There’s still a chance that the Supreme Court could step in here. The Free Speech Coalition’s petition for a full merits review by the Court is still pending.
“We look forward to continuing this challenge, and others like it, in the federal courts,” the Free Speech Coalition commented. “The ruling by the Fifth Circuit remains in direct opposition to decades of Supreme Court precedent, and we remain hopeful that the Supreme Court will grant our petition for certiorari and reaffirm its lengthy line of cases applying strict scrutiny to content-based restrictions on speech like those in the Texas statute we’ve challenged.

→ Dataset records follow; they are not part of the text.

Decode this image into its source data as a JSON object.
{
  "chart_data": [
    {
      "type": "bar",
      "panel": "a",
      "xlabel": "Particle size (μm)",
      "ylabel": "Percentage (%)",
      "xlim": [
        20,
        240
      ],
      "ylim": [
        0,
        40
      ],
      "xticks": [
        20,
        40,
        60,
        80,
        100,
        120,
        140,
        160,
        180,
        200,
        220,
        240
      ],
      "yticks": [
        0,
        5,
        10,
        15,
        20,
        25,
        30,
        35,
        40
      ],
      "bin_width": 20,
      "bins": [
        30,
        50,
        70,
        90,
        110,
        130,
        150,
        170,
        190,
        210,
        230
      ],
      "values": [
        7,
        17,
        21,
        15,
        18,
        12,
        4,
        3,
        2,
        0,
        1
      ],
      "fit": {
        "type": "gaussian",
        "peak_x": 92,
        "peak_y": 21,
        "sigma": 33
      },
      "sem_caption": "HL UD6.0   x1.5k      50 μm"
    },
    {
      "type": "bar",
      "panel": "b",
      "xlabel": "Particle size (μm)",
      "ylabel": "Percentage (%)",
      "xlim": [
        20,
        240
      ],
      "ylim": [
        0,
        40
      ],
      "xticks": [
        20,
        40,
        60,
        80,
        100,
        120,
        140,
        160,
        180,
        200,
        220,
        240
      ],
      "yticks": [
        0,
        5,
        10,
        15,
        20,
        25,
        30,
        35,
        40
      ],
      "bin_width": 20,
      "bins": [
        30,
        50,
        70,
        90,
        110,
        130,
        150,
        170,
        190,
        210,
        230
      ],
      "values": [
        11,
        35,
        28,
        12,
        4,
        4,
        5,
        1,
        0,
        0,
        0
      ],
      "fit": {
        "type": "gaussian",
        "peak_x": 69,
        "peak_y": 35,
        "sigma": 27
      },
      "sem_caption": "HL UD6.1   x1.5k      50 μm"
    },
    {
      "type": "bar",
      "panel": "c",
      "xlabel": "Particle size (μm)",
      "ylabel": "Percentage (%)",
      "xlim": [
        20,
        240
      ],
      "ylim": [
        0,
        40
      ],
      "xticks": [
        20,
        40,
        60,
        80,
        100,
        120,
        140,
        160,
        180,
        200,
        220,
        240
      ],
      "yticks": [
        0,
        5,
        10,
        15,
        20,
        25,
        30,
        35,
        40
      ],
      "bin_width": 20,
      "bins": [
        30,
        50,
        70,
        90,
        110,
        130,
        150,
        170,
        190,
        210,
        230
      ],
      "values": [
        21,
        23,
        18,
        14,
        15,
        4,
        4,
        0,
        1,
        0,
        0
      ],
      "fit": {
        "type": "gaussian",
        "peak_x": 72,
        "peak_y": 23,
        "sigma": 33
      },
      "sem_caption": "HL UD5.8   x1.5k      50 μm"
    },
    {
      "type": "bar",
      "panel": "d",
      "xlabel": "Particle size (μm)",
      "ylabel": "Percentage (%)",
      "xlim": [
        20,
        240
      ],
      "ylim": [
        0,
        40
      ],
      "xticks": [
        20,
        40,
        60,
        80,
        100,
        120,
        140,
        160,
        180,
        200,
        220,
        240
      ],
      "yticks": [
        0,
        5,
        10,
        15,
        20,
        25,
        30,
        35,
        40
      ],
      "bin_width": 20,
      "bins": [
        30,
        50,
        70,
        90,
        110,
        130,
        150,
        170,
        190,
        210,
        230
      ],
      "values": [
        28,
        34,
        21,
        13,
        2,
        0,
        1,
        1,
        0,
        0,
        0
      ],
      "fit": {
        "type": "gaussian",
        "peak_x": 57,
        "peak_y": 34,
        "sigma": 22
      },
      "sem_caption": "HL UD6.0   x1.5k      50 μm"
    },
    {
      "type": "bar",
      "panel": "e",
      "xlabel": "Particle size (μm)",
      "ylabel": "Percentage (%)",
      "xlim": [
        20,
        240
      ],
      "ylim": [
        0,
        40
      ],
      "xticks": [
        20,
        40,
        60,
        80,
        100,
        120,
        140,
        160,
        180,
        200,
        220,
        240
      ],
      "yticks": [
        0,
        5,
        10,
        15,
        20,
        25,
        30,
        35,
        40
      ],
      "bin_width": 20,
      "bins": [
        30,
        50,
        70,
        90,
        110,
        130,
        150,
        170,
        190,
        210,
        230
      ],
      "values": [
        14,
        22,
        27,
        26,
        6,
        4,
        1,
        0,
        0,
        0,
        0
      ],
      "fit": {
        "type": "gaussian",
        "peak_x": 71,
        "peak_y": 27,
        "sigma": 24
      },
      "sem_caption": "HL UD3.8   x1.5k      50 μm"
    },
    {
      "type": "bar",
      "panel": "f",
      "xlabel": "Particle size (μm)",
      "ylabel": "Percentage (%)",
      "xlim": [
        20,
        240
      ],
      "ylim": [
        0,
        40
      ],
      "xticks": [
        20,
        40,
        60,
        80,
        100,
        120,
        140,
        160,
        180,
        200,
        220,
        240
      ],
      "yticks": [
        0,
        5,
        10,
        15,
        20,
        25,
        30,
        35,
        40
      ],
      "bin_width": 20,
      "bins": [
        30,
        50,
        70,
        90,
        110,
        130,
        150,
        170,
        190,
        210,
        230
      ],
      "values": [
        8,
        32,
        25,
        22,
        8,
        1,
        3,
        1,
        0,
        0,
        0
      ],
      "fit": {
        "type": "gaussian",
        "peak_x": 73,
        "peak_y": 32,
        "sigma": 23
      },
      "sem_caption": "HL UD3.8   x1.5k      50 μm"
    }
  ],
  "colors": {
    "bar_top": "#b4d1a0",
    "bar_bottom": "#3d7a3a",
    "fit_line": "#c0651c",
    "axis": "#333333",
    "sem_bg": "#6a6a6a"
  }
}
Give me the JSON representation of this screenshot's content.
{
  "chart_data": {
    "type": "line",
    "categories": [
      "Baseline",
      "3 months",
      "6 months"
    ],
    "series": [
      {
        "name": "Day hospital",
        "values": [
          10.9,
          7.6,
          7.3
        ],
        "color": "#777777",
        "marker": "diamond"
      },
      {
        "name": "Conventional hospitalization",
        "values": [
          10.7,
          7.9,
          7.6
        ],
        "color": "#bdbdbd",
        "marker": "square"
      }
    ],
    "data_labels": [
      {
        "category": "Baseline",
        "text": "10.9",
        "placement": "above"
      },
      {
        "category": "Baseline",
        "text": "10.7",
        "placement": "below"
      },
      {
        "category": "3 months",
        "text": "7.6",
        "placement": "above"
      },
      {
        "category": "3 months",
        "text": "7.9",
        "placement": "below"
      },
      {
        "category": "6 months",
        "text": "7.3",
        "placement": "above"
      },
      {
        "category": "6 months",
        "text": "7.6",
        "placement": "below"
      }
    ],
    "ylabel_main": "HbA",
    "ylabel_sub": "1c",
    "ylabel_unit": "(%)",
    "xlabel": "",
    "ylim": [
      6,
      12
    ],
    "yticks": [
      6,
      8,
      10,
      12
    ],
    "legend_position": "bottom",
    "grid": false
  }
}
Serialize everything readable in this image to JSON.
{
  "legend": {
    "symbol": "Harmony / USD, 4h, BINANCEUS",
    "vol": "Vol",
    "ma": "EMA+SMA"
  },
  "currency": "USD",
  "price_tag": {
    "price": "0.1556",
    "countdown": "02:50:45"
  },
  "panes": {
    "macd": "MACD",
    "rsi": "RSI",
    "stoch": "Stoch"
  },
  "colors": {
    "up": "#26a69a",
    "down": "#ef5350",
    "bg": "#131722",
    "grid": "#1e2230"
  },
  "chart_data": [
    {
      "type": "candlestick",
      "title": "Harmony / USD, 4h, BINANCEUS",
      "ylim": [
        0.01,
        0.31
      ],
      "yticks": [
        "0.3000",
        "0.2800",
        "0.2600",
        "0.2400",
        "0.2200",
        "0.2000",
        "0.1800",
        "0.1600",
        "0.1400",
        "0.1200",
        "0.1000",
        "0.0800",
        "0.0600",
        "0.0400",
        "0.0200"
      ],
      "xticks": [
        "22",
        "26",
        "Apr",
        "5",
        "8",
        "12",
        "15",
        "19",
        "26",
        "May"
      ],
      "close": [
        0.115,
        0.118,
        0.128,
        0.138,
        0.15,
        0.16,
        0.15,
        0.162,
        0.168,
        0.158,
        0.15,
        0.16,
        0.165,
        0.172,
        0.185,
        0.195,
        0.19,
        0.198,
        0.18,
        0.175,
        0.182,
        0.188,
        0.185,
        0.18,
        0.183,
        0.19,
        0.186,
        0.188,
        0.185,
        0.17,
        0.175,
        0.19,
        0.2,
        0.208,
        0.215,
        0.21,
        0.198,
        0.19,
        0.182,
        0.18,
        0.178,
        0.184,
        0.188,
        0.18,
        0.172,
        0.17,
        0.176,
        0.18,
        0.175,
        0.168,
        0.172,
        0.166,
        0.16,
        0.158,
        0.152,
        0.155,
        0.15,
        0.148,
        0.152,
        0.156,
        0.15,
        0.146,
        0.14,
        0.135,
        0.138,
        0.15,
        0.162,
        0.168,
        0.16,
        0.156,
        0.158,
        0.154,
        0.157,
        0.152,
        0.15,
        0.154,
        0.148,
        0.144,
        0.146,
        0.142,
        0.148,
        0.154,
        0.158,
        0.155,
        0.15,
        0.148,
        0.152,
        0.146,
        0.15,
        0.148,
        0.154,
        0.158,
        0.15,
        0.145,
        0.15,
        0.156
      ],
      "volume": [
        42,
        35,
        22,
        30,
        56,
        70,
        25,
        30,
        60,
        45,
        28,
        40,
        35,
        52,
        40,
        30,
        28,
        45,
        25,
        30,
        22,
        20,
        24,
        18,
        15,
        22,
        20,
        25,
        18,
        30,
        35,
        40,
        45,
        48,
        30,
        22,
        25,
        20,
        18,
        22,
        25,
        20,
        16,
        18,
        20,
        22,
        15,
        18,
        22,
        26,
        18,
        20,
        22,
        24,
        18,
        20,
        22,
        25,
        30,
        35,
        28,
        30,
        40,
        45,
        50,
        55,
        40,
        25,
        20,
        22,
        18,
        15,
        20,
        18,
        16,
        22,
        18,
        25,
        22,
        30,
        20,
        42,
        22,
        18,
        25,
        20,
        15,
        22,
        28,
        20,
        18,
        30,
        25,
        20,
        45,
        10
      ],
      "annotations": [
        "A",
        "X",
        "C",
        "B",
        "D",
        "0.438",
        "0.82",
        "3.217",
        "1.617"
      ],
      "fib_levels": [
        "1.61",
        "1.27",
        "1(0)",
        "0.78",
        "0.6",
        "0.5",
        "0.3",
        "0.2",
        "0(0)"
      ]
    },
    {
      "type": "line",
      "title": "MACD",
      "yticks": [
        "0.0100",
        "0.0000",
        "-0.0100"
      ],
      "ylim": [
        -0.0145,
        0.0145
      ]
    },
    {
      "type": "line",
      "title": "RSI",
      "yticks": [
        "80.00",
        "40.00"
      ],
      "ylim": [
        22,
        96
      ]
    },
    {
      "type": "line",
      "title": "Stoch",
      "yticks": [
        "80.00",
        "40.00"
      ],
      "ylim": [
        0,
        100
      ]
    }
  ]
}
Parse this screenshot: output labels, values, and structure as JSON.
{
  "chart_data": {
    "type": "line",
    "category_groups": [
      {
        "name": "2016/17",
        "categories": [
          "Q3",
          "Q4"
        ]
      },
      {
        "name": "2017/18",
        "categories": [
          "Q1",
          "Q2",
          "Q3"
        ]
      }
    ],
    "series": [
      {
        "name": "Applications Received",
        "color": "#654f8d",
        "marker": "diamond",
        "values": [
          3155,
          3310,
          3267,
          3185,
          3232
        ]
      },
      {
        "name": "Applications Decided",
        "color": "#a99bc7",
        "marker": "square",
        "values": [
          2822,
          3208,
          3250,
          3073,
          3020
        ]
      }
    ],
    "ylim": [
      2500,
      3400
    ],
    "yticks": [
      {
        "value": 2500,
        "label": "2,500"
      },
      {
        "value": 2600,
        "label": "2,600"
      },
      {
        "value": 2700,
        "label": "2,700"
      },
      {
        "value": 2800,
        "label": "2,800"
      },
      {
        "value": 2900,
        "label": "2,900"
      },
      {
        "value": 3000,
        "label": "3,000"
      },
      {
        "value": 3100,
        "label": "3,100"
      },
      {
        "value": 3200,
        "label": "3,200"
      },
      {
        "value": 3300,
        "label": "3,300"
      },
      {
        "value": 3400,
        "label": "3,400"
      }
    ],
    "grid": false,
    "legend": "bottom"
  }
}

We will continue to fight for the right to access the internet without intrusive government oversight.”
Meanwhile, Texas has sued Pornhub’s parent company and other adult websites, alleging that they are failing to comply with the age verification component of the law.
More Sex & Tech News
• An “abortion trafficking” bill passed by the Tennessee Legislature “harms young people’s ability to access the support of those they trust when they need it most and is an unprecedented attack on the First Amendment right to free speech and expression,” according to American Civil Liberties Union of Tennessee Policy Director Bryan Davidson.
• A divorce case in Virginia is drudging up a debate about whether embryos can count as “property.”
• The U.S. Court of Appeals for the 5th Circuit on Monday heard oral arguments in a case concerning Texas A&M University canceling drag performances.”Whether it’s a drag show, a political debate, or a Bible study, public university officials cannot silence protected expression based on their personal views,” said J.T. Morris, a senior attorney with the Foundation for Individual Rights and Expression (FIRE), in an emailed statement.
• A piece of paper scribbled with “Buy Bitcoin” sold for $1 million in an auction. Christian Langalis—then an intern at the Cato Institute—held the note up behind then-Federal Reserve chair Janet Yellen during a 2017 Congressional hearing.